A lista de acordos que não dão certo devido à rigidez da lei, segundo empresários e governo, é ampla. Inclui casos como o de uma fábrica que decidiu bancar uma linha de ônibus gratuita entre suas instalações e o centro do município, mas teve de voltar atrás depois que viu risco de o tempo que os funcionários passavam no transporte ser contabilizado como hora de trabalho. Ou o do empresário que bancava a faculdade de alguns funcionários e desistiu depois de ser avisado de que teria de recolher encargos trabalhistas sobre o valor. “Pelo sistema atual, não posso sequer premiar os funcionários mais produtivos, pois se considera que isso fere a isonomia”, queixa-se Furlan.

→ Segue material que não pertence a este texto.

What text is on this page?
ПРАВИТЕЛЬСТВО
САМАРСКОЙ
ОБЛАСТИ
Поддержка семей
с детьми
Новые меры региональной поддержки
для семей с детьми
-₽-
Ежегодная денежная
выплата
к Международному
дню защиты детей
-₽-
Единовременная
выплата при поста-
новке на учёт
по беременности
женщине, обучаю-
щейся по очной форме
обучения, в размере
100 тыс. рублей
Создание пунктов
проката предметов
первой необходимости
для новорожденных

Um exemplo de inflexibilidade citado de forma recorrente é o mínimo de uma hora para o almoço. Para algumas pessoas, seria maior vantagem fazer a refeição em meia hora e sair mais cedo do trabalho. O senador Paulo Paim (PT-RS) vê nessa ideia uma situação emblemática de risco de prejuízo ao trabalhador. “As empresas vão obrigar todo mundo a comer correndo, em 15 minutos. E não é só a alimentação. As pessoas precisarão descansar um pouco, do contrário o risco de acidente realmente vai aumentar”, avisa.

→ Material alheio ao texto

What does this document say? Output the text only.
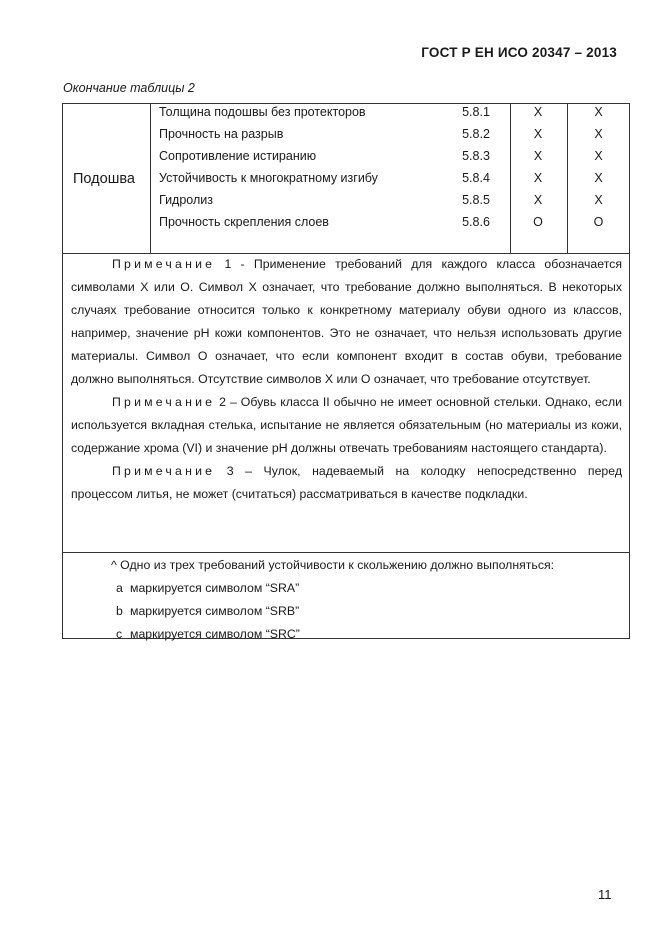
ГОСТ Р ЕН ИСО 20347 – 2013
Окончание таблицы 2
Подошва
Толщина подошвы без протекторов	5.8.1	X	X
Прочность на разрыв	5.8.2	X	X
Сопротивление истиранию	5.8.3	X	X
Устойчивость к многократному изгибу	5.8.4	X	X
Гидролиз	5.8.5	X	X
Прочность скрепления слоев	5.8.6	O	O

Примечание 1 - Применение требований для каждого класса обозначается символами X или O. Символ X означает, что требование должно выполняться. В некоторых случаях требование относится только к конкретному материалу обуви одного из классов, например, значение pH кожи компонентов. Это не означает, что нельзя использовать другие материалы. Символ О означает, что если компонент входит в состав обуви, требование должно выполняться. Отсутствие символов X или O означает, что требование отсутствует.

Примечание 2 – Обувь класса II обычно не имеет основной стельки. Однако, если используется вкладная стелька, испытание не является обязательным (но материалы из кожи, содержание хрома (VI) и значение pH должны отвечать требованиям настоящего стандарта).

Примечание 3 – Чулок, надеваемый на колодку непосредственно перед процессом литья, не может (считаться) рассматриваться в качестве подкладки.

^ Одно из трех требований устойчивости к скольжению должно выполняться:
a маркируется символом “SRA”
b маркируется символом “SRB”
c маркируется символом “SRC”
11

Metalúrgico, ex-presidente do sindicato da categoria em Canoas, região metropolitana de Porto Alegre, o senador é uma das principais referências no Congresso. E vê como reprise o filme da reforma trabalhista. Proposta anterior foi aprovada pela Câmara, quando ele era deputado, no fim do governo de Fernando Henrique Cardoso. Mas, com o governo Lula, empacou no Senado. “Volta e meia eles vêm com essa história de negociar, sobretudo quando a economia vai mal”, nota. Ele diz ser a favor das negociações entre patrões e empregados, mas afirma que isso já é possível com o marco legal que o país tem hoje.